Alors que le troisième trimestre scolaire s’est ouvert ce dimanche 5 avril 2026 sur une période particulièrement courte — à peine un mois de cours effectifs avant les premières échéances d’examens —, le ministère de l’Éducation nationale intervient pour encadrer strictement le recours aux conseils de discipline, jugé de plus en plus abusif à l’échelle nationale.
Ainsi à l’heure où le troisième trimestre débute dans un contexte d’urgence pour les élèves algériens, les examens blancs sont prévus pour rappel dès le 3 mai 2026, suivis des compositions de fin d’année pour tous les niveaux entre le 10 et le 14 mai. Les examens officiels suivront dans la foulée : BEM : du 19 au 21 mai 2026
Bac : du 9 au 11 juin 2026.
Absentéisme : les avertissements du ministre restent sans effet
En effet, face à ce calendrier serré, de nombreux élèves de terminale choisissent de sécher les cours pour se consacrer à des révisions en groupe ou à des cours de soutien particuliers, dont le coût représente souvent une charge financière lourde pour les familles.
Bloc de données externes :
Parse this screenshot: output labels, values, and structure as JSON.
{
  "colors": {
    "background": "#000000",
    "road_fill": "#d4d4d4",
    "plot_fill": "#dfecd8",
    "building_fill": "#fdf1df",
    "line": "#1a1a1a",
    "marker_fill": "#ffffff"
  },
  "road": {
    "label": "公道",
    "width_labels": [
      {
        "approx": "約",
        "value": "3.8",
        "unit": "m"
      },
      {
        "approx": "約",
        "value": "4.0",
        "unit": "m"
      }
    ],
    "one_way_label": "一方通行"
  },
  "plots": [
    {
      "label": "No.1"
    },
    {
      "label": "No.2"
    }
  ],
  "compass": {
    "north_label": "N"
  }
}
Le ministre de l’Éducation nationale, Mohamed Seghir Saâoudi, avait récemment instruit les chefs d’établissement de lutter contre le phénomène de l’absentéisme en classe terminale. Mais force est de constater que les élèves concernés restent peu sensibles aux avertissements liés à leurs absences répétées, et que les autres sanctions disciplinaires ne semblent guère les dissuader.
Devant cette situation qui pénalise les élèves assidus, certains directeurs ont multiplié le recours aux conseils de discipline. C’est précisément cet usage jugé excessif qui a conduit le ministère à intervenir.
Le ministère rappelle les règles encadrant les conseils de discipline
Ayant été informé de dérives dans plusieurs établissements — notamment des situations où l’élève mis en cause n’a pas la possibilité de se défendre —, le ministère de l’Éducation a adressé une note de recadrage aux chefs d’établissement via les directions de l’éducation de wilayas.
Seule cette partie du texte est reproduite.